Lätitia Davenants Tagebuch.

Oxford, den 30. Januar 1644.

Eingeschlossen in diesen alten mönchischen Steinmauern, habe ich abermals ein Weihnachtsfest und einen Geburtstag zugebracht. Meiner Mutter bietet die Kapelle mit den gemalten Fenstern, der Orgel und den täglichen Gottesdiensten für Vieles Ersatz, das wir hier entbehren. Wenn ich aber Tag für Tag das Nämliche sehe und höre, so sehe und höre ich es am Ende fast gar nicht mehr. Meine Seele wird nicht dadurch angeregt. Ich meine, die heilige Musik der Wälder und Fluren ist wohlthuender für mich, wenigstens an Werktagen. Denn sie ist heilig und doch nie dieselbe. Und die Chorsänger dort sind, während sie ihre Psalmen singen, zugleich fleißig; sie bauen ihre Nester und holen Futter für ihre Jungen, was mir ihren Gesang um so anziehender und ehrwürdiger macht.

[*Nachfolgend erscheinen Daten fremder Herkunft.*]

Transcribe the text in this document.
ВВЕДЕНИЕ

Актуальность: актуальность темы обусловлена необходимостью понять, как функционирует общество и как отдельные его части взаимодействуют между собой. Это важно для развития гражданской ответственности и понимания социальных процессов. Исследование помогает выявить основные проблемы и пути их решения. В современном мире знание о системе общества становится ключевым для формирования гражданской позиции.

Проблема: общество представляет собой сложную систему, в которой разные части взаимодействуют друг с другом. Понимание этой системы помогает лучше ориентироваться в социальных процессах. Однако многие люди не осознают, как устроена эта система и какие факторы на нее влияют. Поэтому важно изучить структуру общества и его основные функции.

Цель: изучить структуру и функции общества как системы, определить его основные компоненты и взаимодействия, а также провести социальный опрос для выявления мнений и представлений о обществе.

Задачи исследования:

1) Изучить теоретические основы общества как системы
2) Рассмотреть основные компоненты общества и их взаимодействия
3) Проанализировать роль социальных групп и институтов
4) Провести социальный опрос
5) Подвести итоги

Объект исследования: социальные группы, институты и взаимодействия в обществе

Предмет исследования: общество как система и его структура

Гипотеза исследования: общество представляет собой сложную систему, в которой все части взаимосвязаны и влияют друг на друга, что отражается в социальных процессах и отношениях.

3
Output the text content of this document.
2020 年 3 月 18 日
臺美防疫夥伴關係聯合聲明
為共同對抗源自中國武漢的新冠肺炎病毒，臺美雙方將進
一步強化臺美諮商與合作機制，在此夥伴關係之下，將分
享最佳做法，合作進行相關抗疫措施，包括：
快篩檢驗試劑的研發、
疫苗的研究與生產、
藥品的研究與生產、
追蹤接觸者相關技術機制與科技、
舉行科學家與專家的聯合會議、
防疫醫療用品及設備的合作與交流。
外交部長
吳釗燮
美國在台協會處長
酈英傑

Kein Wort von den Freunden in Netherby. Und um keinen Schritt dem Ziele näher.

Jedoch es ist Unrecht, zu klagen. Ist es nicht schon viel, daß mein Vater und meine sieben Brüder, welche doch die ganze Zeit über allen Gefahren des Krieges ausgesetzt waren, bis jetzt unversehrt geblieben sind? Ich mag gar nicht daran denken, welch ein Abgrund sich zwischen mir und Olivia und ihnen Allen öffnen würde, wenn eines unserer Lieben in dem Streit fiele.

Ich habe eigentlich gar keinen Grund zur Klage, außer daß die Dinge sich nicht ändern; und wie würde ich mich nach diesen unveränderlichen Tagen zurücksehnen, wenn eine jener schrecklichen Veränderungen einträte, die nur zu leicht kommen könnten!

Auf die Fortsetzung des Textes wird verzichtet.